The ideology of national unity (even for those who consider themselves unmoved by the national flag) just as in the case of honour codes, functions according to an economy of identity where those outside of the zone of mutual recognition (‘Us’) are to be left to their own devices, relegated to a unpoliced, uncivilised, jungle. This is a place where the survival of the fittest reigns and therefore a breeding ground for bloody dictators – a place where even humanitarian intervention is never free from national interest...

 

Identity might be defined as how we see ourselves (and whom it is we see ourselves with); the field is that of recognition, of identity exchange, of honour and self-projection onto a collective ground.

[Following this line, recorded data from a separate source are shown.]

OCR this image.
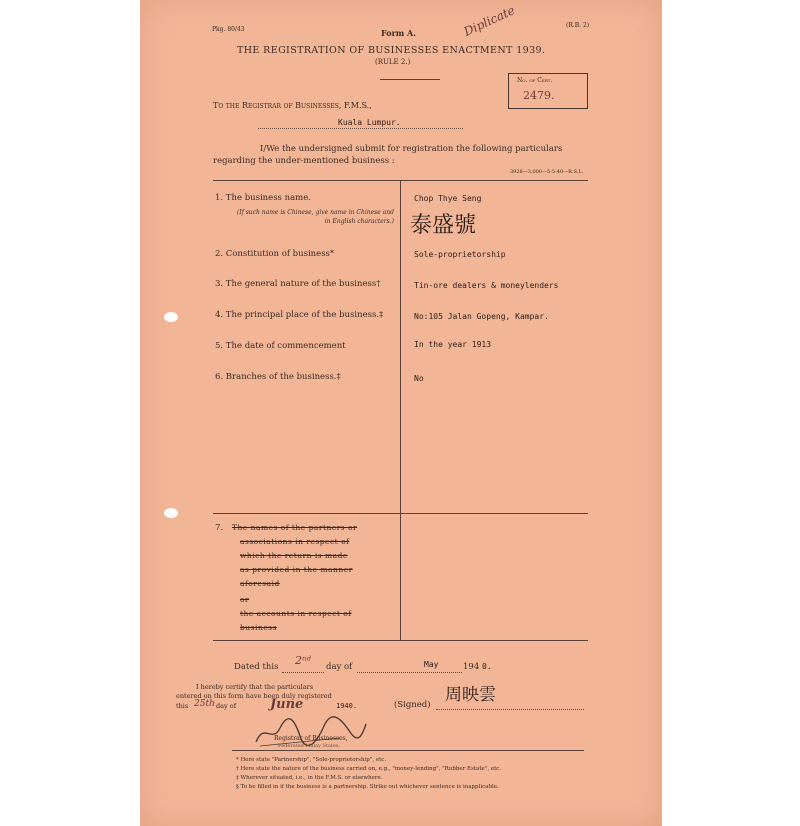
Pkg. 80/43	Form A.
(R.B. 2)
Diplicate
THE REGISTRATION OF BUSINESSES ENACTMENT 1939.
(RULE 2.)
No. of Cert.
2479.
To the Registrar of Businesses, F.M.S.,
Kuala Lumpur.
I/We the undersigned submit for registration the following particulars
regarding the under-mentioned business :
3928—3,000—5-5-40—R.S.L.
1. The business name.
(If such name is Chinese, give name in Chinese and in English characters.)
Chop Thye Seng
泰盛號
2. Constitution of business*	Sole-proprietorship
3. The general nature of the business†	Tin-ore dealers & moneylenders
4. The principal place of the business.‡	No:105 Jalan Gopeng, Kampar.
5. The date of commencement	In the year 1913
6. Branches of the business.‡	No
7. The names of the partners or
associations in respect of
which the return is made
as provided in the manner
aforesaid
or
the accounts in respect of
business
Dated this 2ⁿᵈ day of	May	194 0.
I hereby certify that the particulars
entered on this form have been duly registered
this 25th day of	June	1940.
Registrar of Businesses,
Federated Malay States.
周映雲
(Signed)
* Here state "Partnership", "Sole-proprietorship", etc.
† Here state the nature of the business carried on, e.g., "money-lending", "Rubber Estate", etc.
‡ Wherever situated, i.e., in the F.M.S. or elsewhere.
§ To be filled in if the business is a partnership. Strike out whichever sentence is inapplicable.
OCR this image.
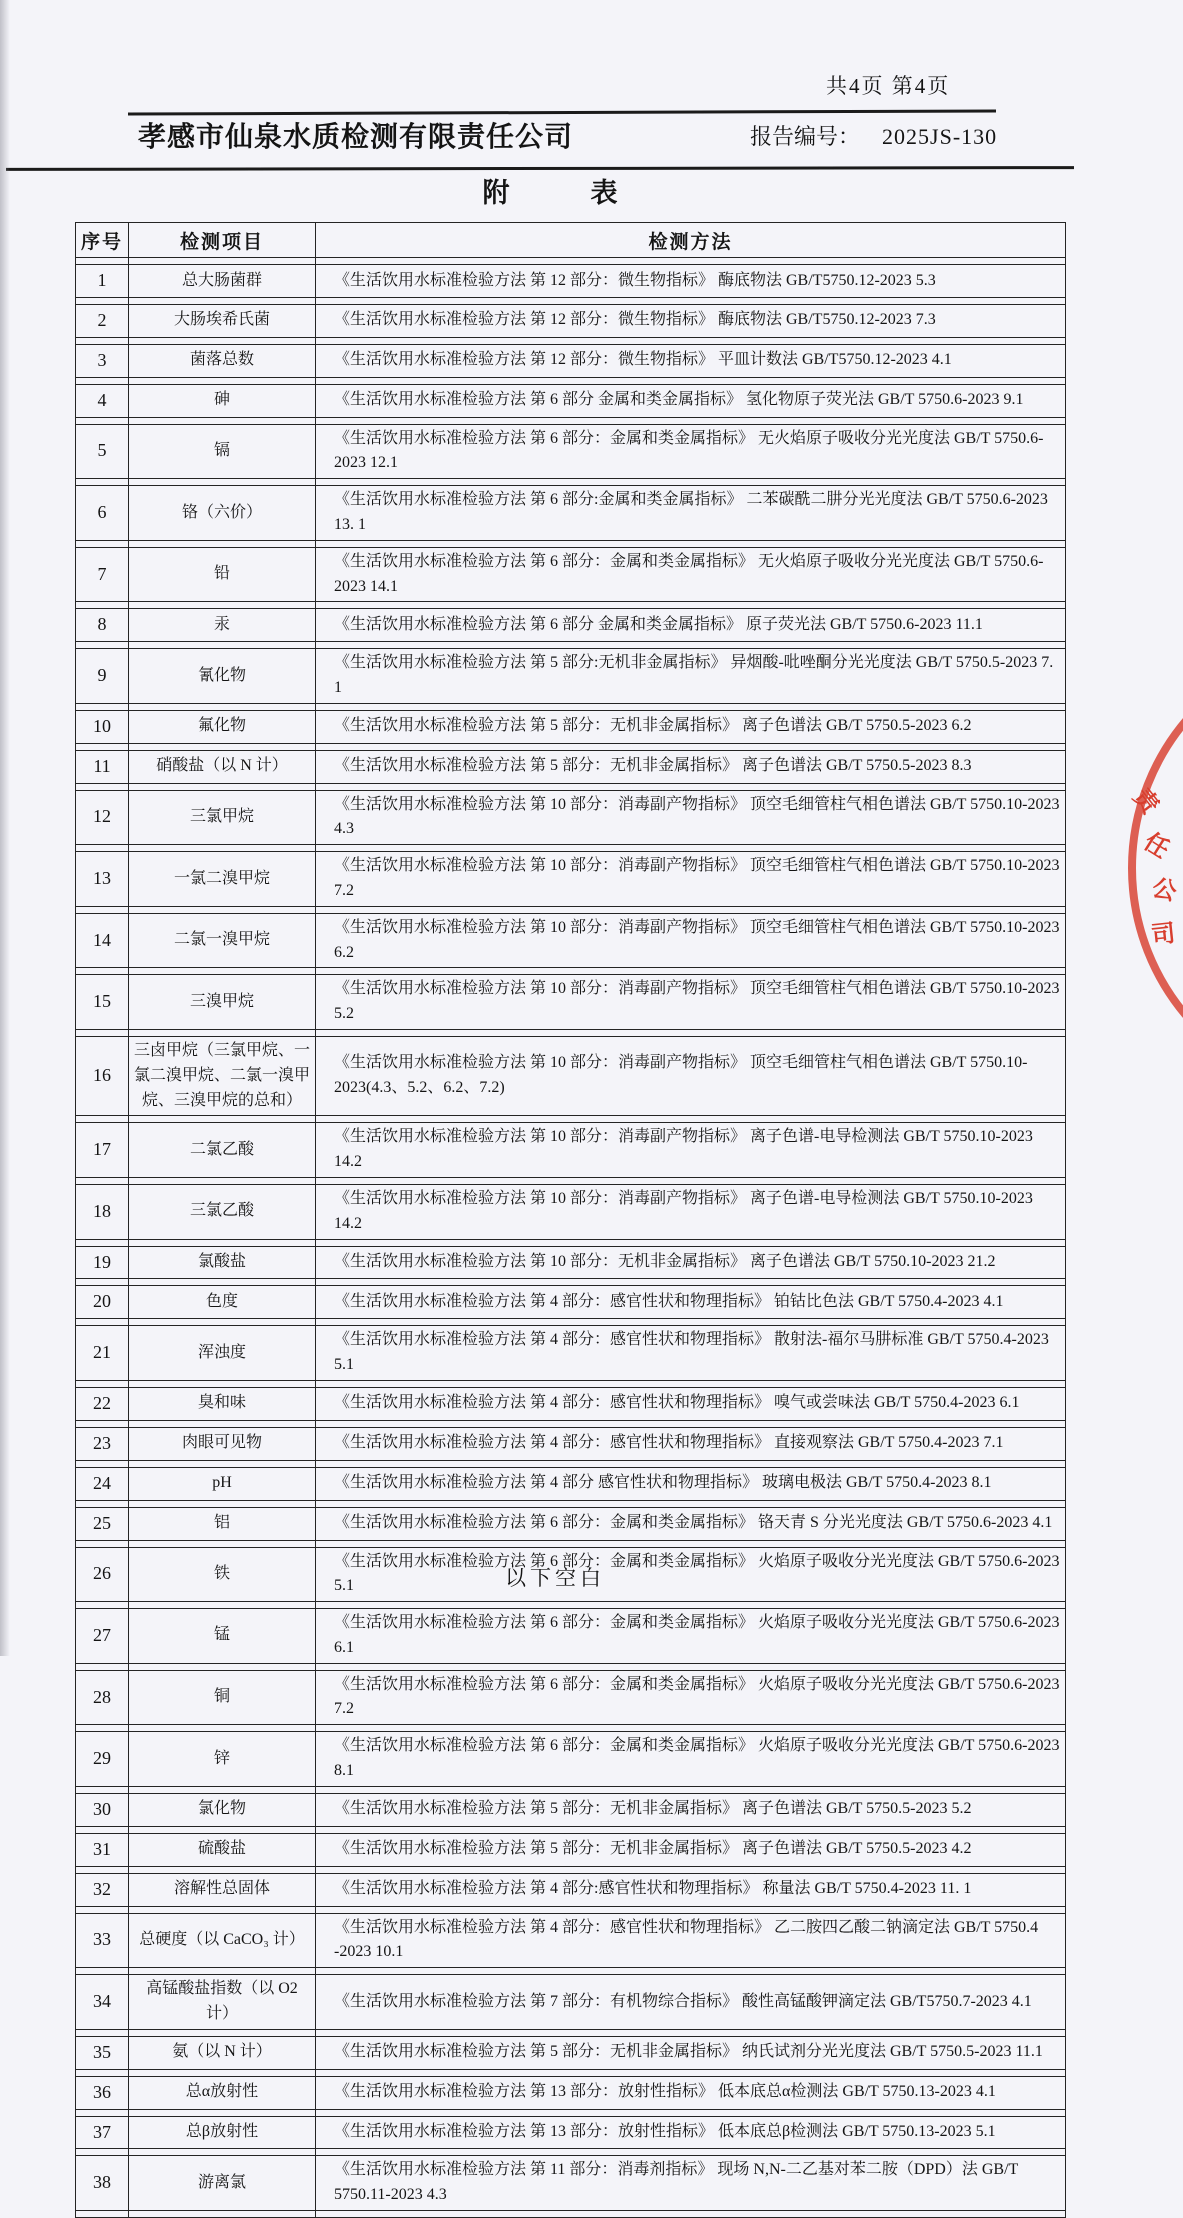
共4页 第4页
孝感市仙泉水质检测有限责任公司	报告编号： 2025JS-130
附　　　表
序号	检测项目	检测方法

1	总大肠菌群	《生活饮用水标准检验方法 第 12 部分：微生物指标》 酶底物法 GB/T5750.12-2023 5.3

2	大肠埃希氏菌	《生活饮用水标准检验方法 第 12 部分：微生物指标》 酶底物法 GB/T5750.12-2023 7.3

3	菌落总数	《生活饮用水标准检验方法 第 12 部分：微生物指标》 平皿计数法 GB/T5750.12-2023 4.1

4	砷	《生活饮用水标准检验方法 第 6 部分 金属和类金属指标》 氢化物原子荧光法 GB/T 5750.6-2023 9.1

5	镉	《生活饮用水标准检验方法 第 6 部分：金属和类金属指标》 无火焰原子吸收分光光度法 GB/T 5750.6-2023 12.1

6	铬（六价）	《生活饮用水标准检验方法 第 6 部分:金属和类金属指标》 二苯碳酰二肼分光光度法 GB/T 5750.6-2023 13. 1

7	铅	《生活饮用水标准检验方法 第 6 部分：金属和类金属指标》 无火焰原子吸收分光光度法 GB/T 5750.6-2023 14.1

8	汞	《生活饮用水标准检验方法 第 6 部分 金属和类金属指标》 原子荧光法 GB/T 5750.6-2023 11.1

9	氰化物	《生活饮用水标准检验方法 第 5 部分:无机非金属指标》 异烟酸-吡唑酮分光光度法 GB/T 5750.5-2023 7. 1

10	氟化物	《生活饮用水标准检验方法 第 5 部分：无机非金属指标》 离子色谱法 GB/T 5750.5-2023 6.2

11	硝酸盐（以 N 计）	《生活饮用水标准检验方法 第 5 部分：无机非金属指标》 离子色谱法 GB/T 5750.5-2023 8.3

12	三氯甲烷	《生活饮用水标准检验方法 第 10 部分：消毒副产物指标》 顶空毛细管柱气相色谱法 GB/T 5750.10-2023 4.3

13	一氯二溴甲烷	《生活饮用水标准检验方法 第 10 部分：消毒副产物指标》 顶空毛细管柱气相色谱法 GB/T 5750.10-2023 7.2

14	二氯一溴甲烷	《生活饮用水标准检验方法 第 10 部分：消毒副产物指标》 顶空毛细管柱气相色谱法 GB/T 5750.10-2023 6.2

15	三溴甲烷	《生活饮用水标准检验方法 第 10 部分：消毒副产物指标》 顶空毛细管柱气相色谱法 GB/T 5750.10-2023 5.2

16	三卤甲烷（三氯甲烷、一氯二溴甲烷、二氯一溴甲烷、三溴甲烷的总和）	《生活饮用水标准检验方法 第 10 部分：消毒副产物指标》 顶空毛细管柱气相色谱法 GB/T 5750.10-2023(4.3、5.2、6.2、7.2)

17	二氯乙酸	《生活饮用水标准检验方法 第 10 部分：消毒副产物指标》 离子色谱-电导检测法 GB/T 5750.10-2023 14.2

18	三氯乙酸	《生活饮用水标准检验方法 第 10 部分：消毒副产物指标》 离子色谱-电导检测法 GB/T 5750.10-2023 14.2

19	氯酸盐	《生活饮用水标准检验方法 第 10 部分：无机非金属指标》 离子色谱法 GB/T 5750.10-2023 21.2

20	色度	《生活饮用水标准检验方法 第 4 部分：感官性状和物理指标》 铂钴比色法 GB/T 5750.4-2023 4.1

21	浑浊度	《生活饮用水标准检验方法 第 4 部分：感官性状和物理指标》 散射法-福尔马肼标准 GB/T 5750.4-2023 5.1

22	臭和味	《生活饮用水标准检验方法 第 4 部分：感官性状和物理指标》 嗅气或尝味法 GB/T 5750.4-2023 6.1

23	肉眼可见物	《生活饮用水标准检验方法 第 4 部分：感官性状和物理指标》 直接观察法 GB/T 5750.4-2023 7.1

24	pH	《生活饮用水标准检验方法 第 4 部分 感官性状和物理指标》 玻璃电极法 GB/T 5750.4-2023 8.1

25	铝	《生活饮用水标准检验方法 第 6 部分：金属和类金属指标》 铬天青 S 分光光度法 GB/T 5750.6-2023 4.1

26	铁	《生活饮用水标准检验方法 第 6 部分：金属和类金属指标》 火焰原子吸收分光光度法 GB/T 5750.6-2023 5.1

27	锰	《生活饮用水标准检验方法 第 6 部分：金属和类金属指标》 火焰原子吸收分光光度法 GB/T 5750.6-2023 6.1

28	铜	《生活饮用水标准检验方法 第 6 部分：金属和类金属指标》 火焰原子吸收分光光度法 GB/T 5750.6-2023 7.2

29	锌	《生活饮用水标准检验方法 第 6 部分：金属和类金属指标》 火焰原子吸收分光光度法 GB/T 5750.6-2023 8.1

30	氯化物	《生活饮用水标准检验方法 第 5 部分：无机非金属指标》 离子色谱法 GB/T 5750.5-2023 5.2

31	硫酸盐	《生活饮用水标准检验方法 第 5 部分：无机非金属指标》 离子色谱法 GB/T 5750.5-2023 4.2

32	溶解性总固体	《生活饮用水标准检验方法 第 4 部分:感官性状和物理指标》 称量法 GB/T 5750.4-2023 11. 1

33	总硬度（以 CaCO₃ 计）	《生活饮用水标准检验方法 第 4 部分：感官性状和物理指标》 乙二胺四乙酸二钠滴定法 GB/T 5750.4 -2023 10.1

34	高锰酸盐指数（以 O2 计）	《生活饮用水标准检验方法 第 7 部分：有机物综合指标》 酸性高锰酸钾滴定法 GB/T5750.7-2023 4.1

35	氨（以 N 计）	《生活饮用水标准检验方法 第 5 部分：无机非金属指标》 纳氏试剂分光光度法 GB/T 5750.5-2023 11.1

36	总α放射性	《生活饮用水标准检验方法 第 13 部分：放射性指标》 低本底总α检测法 GB/T 5750.13-2023 4.1

37	总β放射性	《生活饮用水标准检验方法 第 13 部分：放射性指标》 低本底总β检测法 GB/T 5750.13-2023 5.1

38	游离氯	《生活饮用水标准检验方法 第 11 部分：消毒剂指标》 现场 N,N-二乙基对苯二胺（DPD）法 GB/T 5750.11-2023 4.3

以下空白
责
任
公
司
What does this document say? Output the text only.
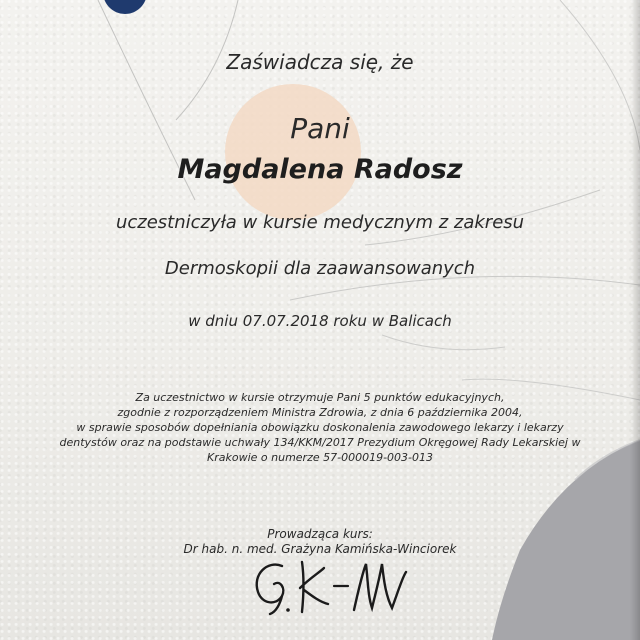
Zaświadcza się, że
Pani
Magdalena Radosz
uczestniczyła w kursie medycznym z zakresu
Dermoskopii dla zaawansowanych
w dniu 07.07.2018 roku w Balicach
Za uczestnictwo w kursie otrzymuje Pani 5 punktów edukacyjnych,
zgodnie z rozporządzeniem Ministra Zdrowia, z dnia 6 października 2004,
w sprawie sposobów dopełniania obowiązku doskonalenia zawodowego lekarzy i lekarzy
dentystów oraz na podstawie uchwały 134/KKM/2017 Prezydium Okręgowej Rady Lekarskiej w
Krakowie o numerze 57-000019-003-013
Prowadząca kurs:
Dr hab. n. med. Grażyna Kamińska-Winciorek
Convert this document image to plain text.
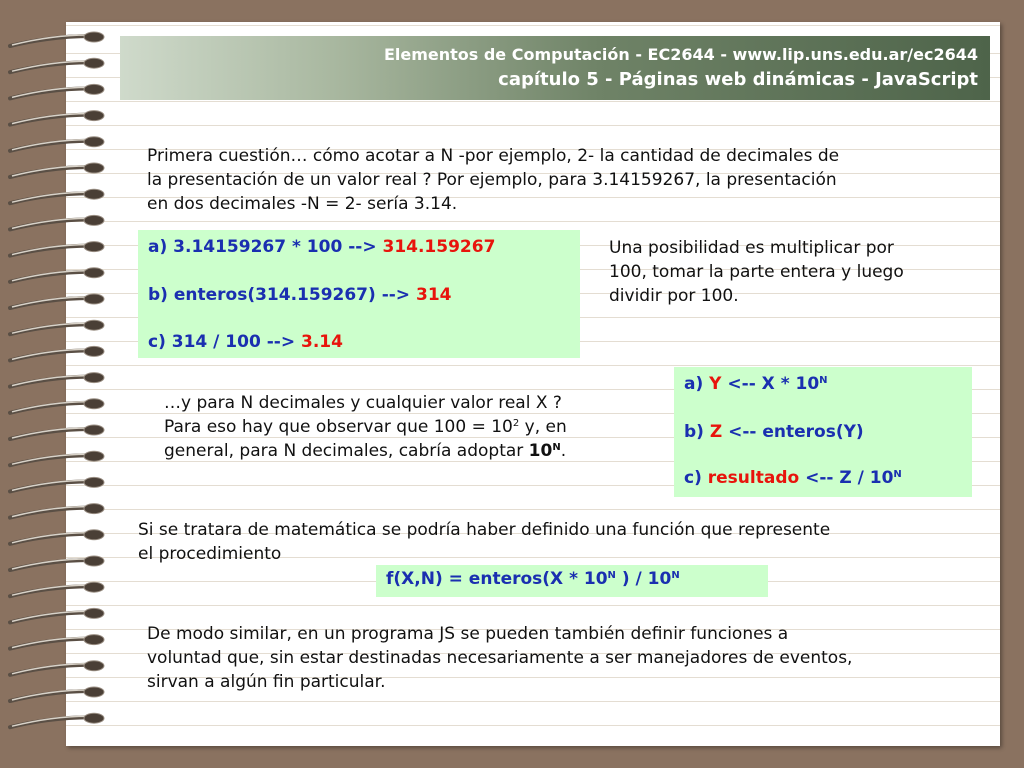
Elementos de Computación - EC2644 - www.lip.uns.edu.ar/ec2644
capítulo 5 - Páginas web dinámicas - JavaScript
Primera cuestión… cómo acotar a N -por ejemplo, 2- la cantidad de decimales de
la presentación de un valor real ? Por ejemplo, para 3.14159267, la presentación
en dos decimales -N = 2- sería 3.14.
a) 3.14159267 * 100 --> 314.159267
b) enteros(314.159267) --> 314
c) 314 / 100 --> 3.14
Una posibilidad es multiplicar por
100, tomar la parte entera y luego
dividir por 100.
a) Y <-- X * $10^N$
b) Z <-- enteros(Y)
c) resultado <-- Z / $10^N$
…y para N decimales y cualquier valor real X ?
Para eso hay que observar que $100 = 10^2$ y, en
general, para N decimales, cabría adoptar $10^N$.
Si se tratara de matemática se podría haber definido una función que represente
el procedimiento
f(X,N) = enteros(X * $10^N$ ) / $10^N$
De modo similar, en un programa JS se pueden también definir funciones a
voluntad que, sin estar destinadas necesariamente a ser manejadores de eventos,
sirvan a algún fin particular.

This is an underrated pole of human behaviour often exceeding economics and material or political self-interest as a source of motivation and justification. As can be seen from unprofitable wars (of religion, for example) and the desire to accumulate beyond any possibility of consumption (even ‘conspicuous’ in its old sense of public performance). What is increasingly desired here is the advertising (precisely the image, the recognition) of the fact that one possesses x number of y (houses, cars, commodities, and dependants - people) and not their use value. Rather it is their sign value on the market or exchange of signs that is important (their use value is given by their sign value). We are all advertisers, advertising the fact of possession. The desire for commodities (and for commodified chunks of experience, be it of land, people, or even emotion) is therefore also fostered by the desire for recognition, the desire for a given identity, desires triggered by a given identity. Commodity exchange, the means by which we circulate objects and services, was thought to have turned gift (identity) exchange to is own ends; it rather appears that it is the latter which has simply adapted itself to a new form of generalised exchange, yoking it to its own ends. Finally, it is identity exchange that determines our international loyalties much as it does our national and other community affiliations.

 

And identity, unlike the pragmatic realities of economics, can be changed by the word.

 

To be part of a world community, partaking of a world identity (such as operates with environmental awareness, for example) what sacrifices would such an identity involve? For an identification with the interests of the world as a whole, an identification not grounded in local interest; a new universalism would be no step forward if it only promoted the interests of another (local) dogma. Nevertheless the sense of a new international community of goodwill, plural and tolerant, is one that attracts many disturbed by the daily eruption of inhumanity on our screens. Might not such an identity be preferable to the collective egoism of the nation state? But would this creation, of a body of world law, and more importantly a body to police it, not also be (as it was the solution to the incessant warring of the ancient Greek city states) a defacto world empire?